The AUDF, with 11 MLAs in the 126-member legislature, is considered an important player in Assam politics after the main opposition Asom Gana Parishad (AGP) and the Bharatiya Janata Party (BJP) snapped their year-long electoral tie up last week. “We are keeping our options open and not ruling out possibilities of allying with any secular parties, minus the Congress and the BJP,” AUDF president Badruddin Ajmal told IANS.
“But as things stands now, we are going alone, although anything is possible in politics.” The AGP, after its break up with the BJP, is scouting for allies - potential among them being the AUDF, the BPPF, and the Left parties.

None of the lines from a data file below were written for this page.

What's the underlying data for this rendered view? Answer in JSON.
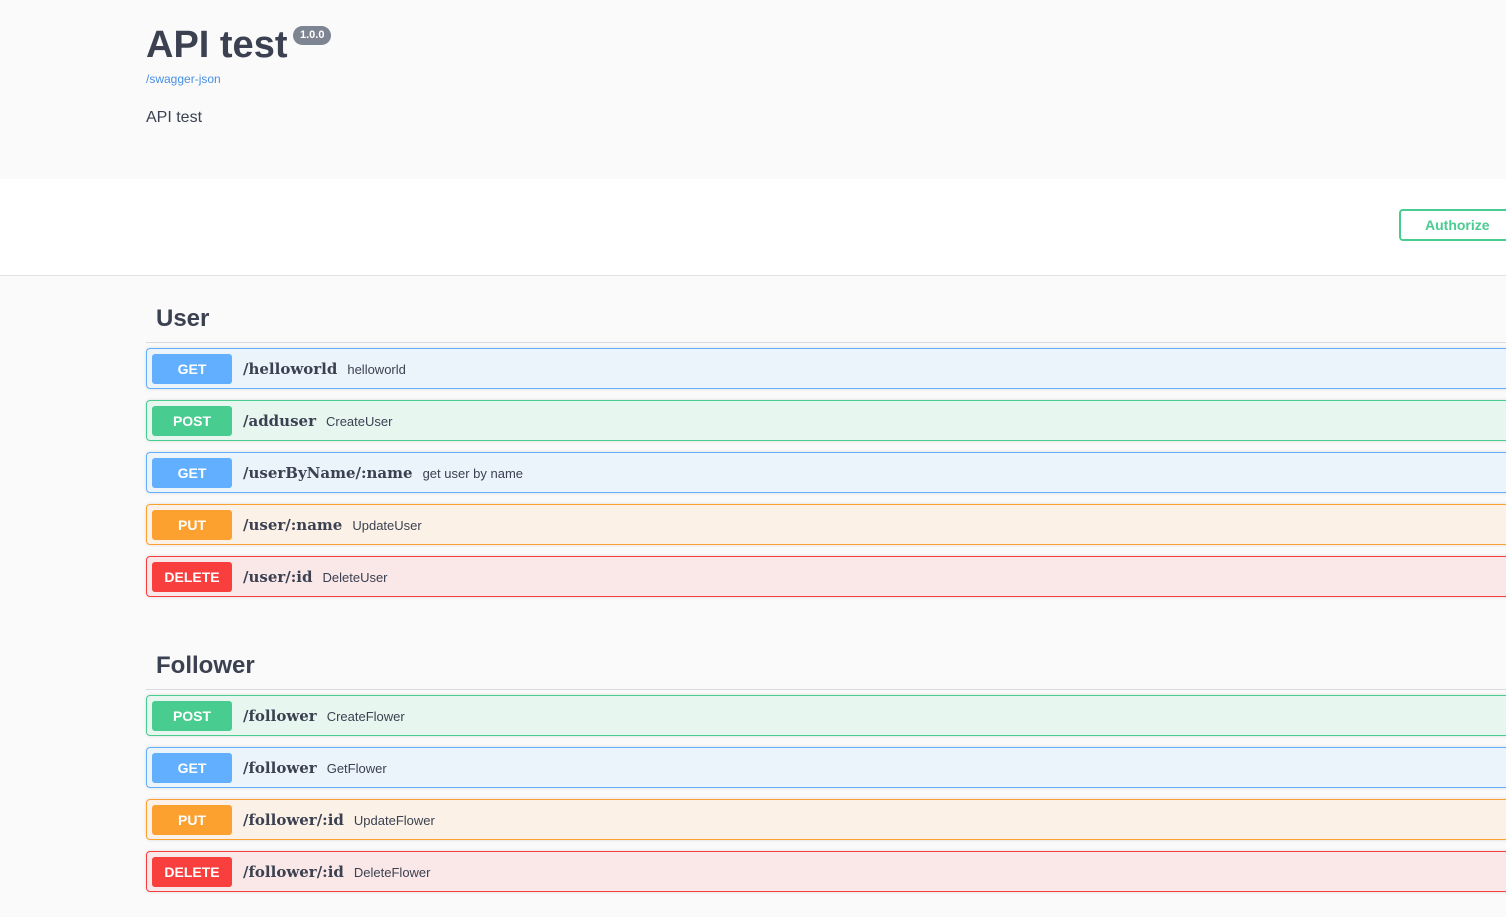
{
  "info": {
    "title": "API test",
    "version": "1.0.0",
    "spec_link": "/swagger-json",
    "description": "API test"
  },
  "toolbar": {
    "authorize_label": "Authorize"
  },
  "tags": [
    {
      "name": "User",
      "operations": [
        {
          "method": "GET",
          "path": "/helloworld",
          "summary": "helloworld"
        },
        {
          "method": "POST",
          "path": "/adduser",
          "summary": "CreateUser"
        },
        {
          "method": "GET",
          "path": "/userByName/:name",
          "summary": "get user by name"
        },
        {
          "method": "PUT",
          "path": "/user/:name",
          "summary": "UpdateUser"
        },
        {
          "method": "DELETE",
          "path": "/user/:id",
          "summary": "DeleteUser"
        }
      ]
    },
    {
      "name": "Follower",
      "operations": [
        {
          "method": "POST",
          "path": "/follower",
          "summary": "CreateFlower"
        },
        {
          "method": "GET",
          "path": "/follower",
          "summary": "GetFlower"
        },
        {
          "method": "PUT",
          "path": "/follower/:id",
          "summary": "UpdateFlower"
        },
        {
          "method": "DELETE",
          "path": "/follower/:id",
          "summary": "DeleteFlower"
        }
      ]
    }
  ],
  "colors": {
    "get": "#61affe",
    "post": "#49cc90",
    "put": "#fca130",
    "delete": "#f93e3e"
  }
}
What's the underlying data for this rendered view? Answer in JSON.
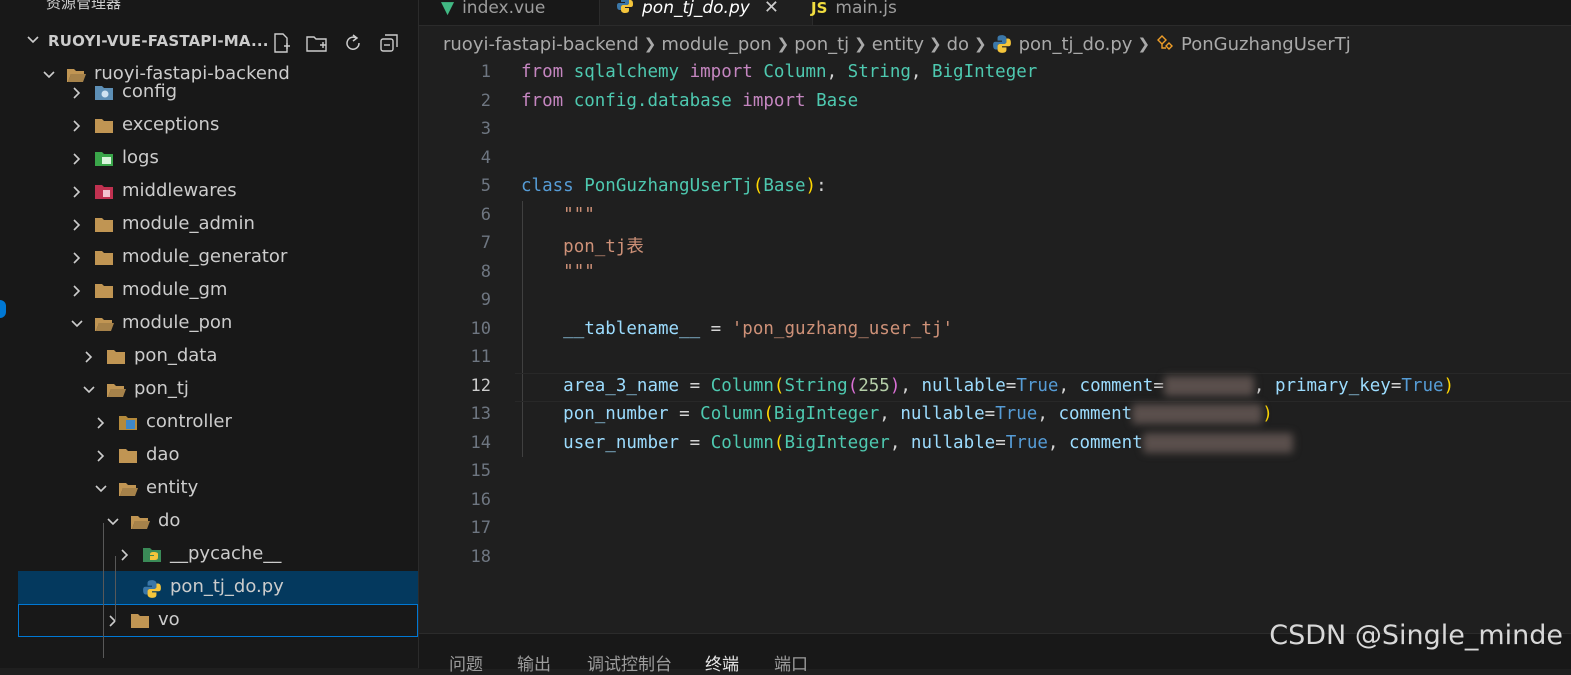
{
  "sidebar": {
    "title": "资源管理器",
    "more": "···",
    "project_name": "RUOYI-VUE-FASTAPI-MA...",
    "actions": [
      "new-file-icon",
      "new-folder-icon",
      "refresh-icon",
      "collapse-all-icon"
    ],
    "tree": [
      {
        "label": "ruoyi-fastapi-backend",
        "depth": 0,
        "expanded": true,
        "icon": "folder-open-icon"
      },
      {
        "label": "config",
        "depth": 1,
        "expanded": false,
        "icon": "config-folder-icon"
      },
      {
        "label": "exceptions",
        "depth": 1,
        "expanded": false,
        "icon": "folder-icon"
      },
      {
        "label": "logs",
        "depth": 1,
        "expanded": false,
        "icon": "logs-folder-icon"
      },
      {
        "label": "middlewares",
        "depth": 1,
        "expanded": false,
        "icon": "middleware-folder-icon"
      },
      {
        "label": "module_admin",
        "depth": 1,
        "expanded": false,
        "icon": "folder-icon"
      },
      {
        "label": "module_generator",
        "depth": 1,
        "expanded": false,
        "icon": "folder-icon"
      },
      {
        "label": "module_gm",
        "depth": 1,
        "expanded": false,
        "icon": "folder-icon"
      },
      {
        "label": "module_pon",
        "depth": 1,
        "expanded": true,
        "icon": "folder-open-icon"
      },
      {
        "label": "pon_data",
        "depth": 2,
        "expanded": false,
        "icon": "folder-icon"
      },
      {
        "label": "pon_tj",
        "depth": 2,
        "expanded": true,
        "icon": "folder-open-icon"
      },
      {
        "label": "controller",
        "depth": 3,
        "expanded": false,
        "icon": "controller-folder-icon"
      },
      {
        "label": "dao",
        "depth": 3,
        "expanded": false,
        "icon": "folder-icon"
      },
      {
        "label": "entity",
        "depth": 3,
        "expanded": true,
        "icon": "folder-open-icon"
      },
      {
        "label": "do",
        "depth": 4,
        "expanded": true,
        "icon": "folder-open-icon"
      },
      {
        "label": "__pycache__",
        "depth": 5,
        "expanded": false,
        "icon": "pycache-folder-icon"
      },
      {
        "label": "pon_tj_do.py",
        "depth": 5,
        "file": true,
        "selected": true,
        "icon": "python-file-icon"
      },
      {
        "label": "vo",
        "depth": 4,
        "expanded": false,
        "icon": "folder-icon",
        "focused": true
      }
    ]
  },
  "tabs": [
    {
      "label": "index.vue",
      "icon": "▼",
      "active": false,
      "icon_color": "#41b883"
    },
    {
      "label": "pon_tj_do.py",
      "icon": "py",
      "active": true,
      "close": "✕"
    },
    {
      "label": "main.js",
      "icon": "JS",
      "active": false,
      "icon_color": "#f1dd3f"
    }
  ],
  "breadcrumb": [
    "ruoyi-fastapi-backend",
    "module_pon",
    "pon_tj",
    "entity",
    "do",
    "pon_tj_do.py",
    "PonGuzhangUserTj"
  ],
  "editor": {
    "current_line": 12,
    "line_numbers": [
      "1",
      "2",
      "3",
      "4",
      "5",
      "6",
      "7",
      "8",
      "9",
      "10",
      "11",
      "12",
      "13",
      "14",
      "15",
      "16",
      "17",
      "18"
    ]
  },
  "panel_tabs": [
    "问题",
    "输出",
    "调试控制台",
    "终端",
    "端口"
  ],
  "panel_active": "终端",
  "watermark": "CSDN @Single_minde"
}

“We are trying to assess the political scene very closely and then only decide on allying with someone,” BPPF president Rabiram Narzary said.
“But we had friendly equations with the AUDF in the past.”
The AGP and the BJP have openly said teaming up with the BPPF was not ruled out - although the BPPF does not have a single MLA in the present assembly.
“We are already talking informally with the BPPF and maybe we can work out an understanding,” BJP Assam unit president Ranjit Dutta said.
The AGP and BJP fought the 2009 parliamentary elections together under a seat sharing arrangement. The regional party fared poorly - it won just one of the 14 Lok Sabha seats, down by one compared to the 2004 general elections.
The AGP in 2001 assembly elections had a tie up with the BJP but was routed by the Congress.
While the two main opposition parties - the AGP and the BJP - decided to sever ties, the cracks within the opposition has widened with the Congress camp naturally jubilant.
“The opposition parties must take a lesson from the past elections and hence the need to unite to challenge the Congress party,” said Dhrupad Borgohain, a former MP belonging to the Communist Party of India.
Amid the political rumblings, Chief Minister Tarun Gogoi said the Congress party was all set for a hat-trick by winning the 2011 polls.
“The AGP is down and out and there is no way the party can bounce back. Moreover, the AUDF and the BJP are parties with communal overtones, and the people of Assam are going to reject them,” a senior Congress party leader said.
“There could be a realignment of forces, but we are not worried.”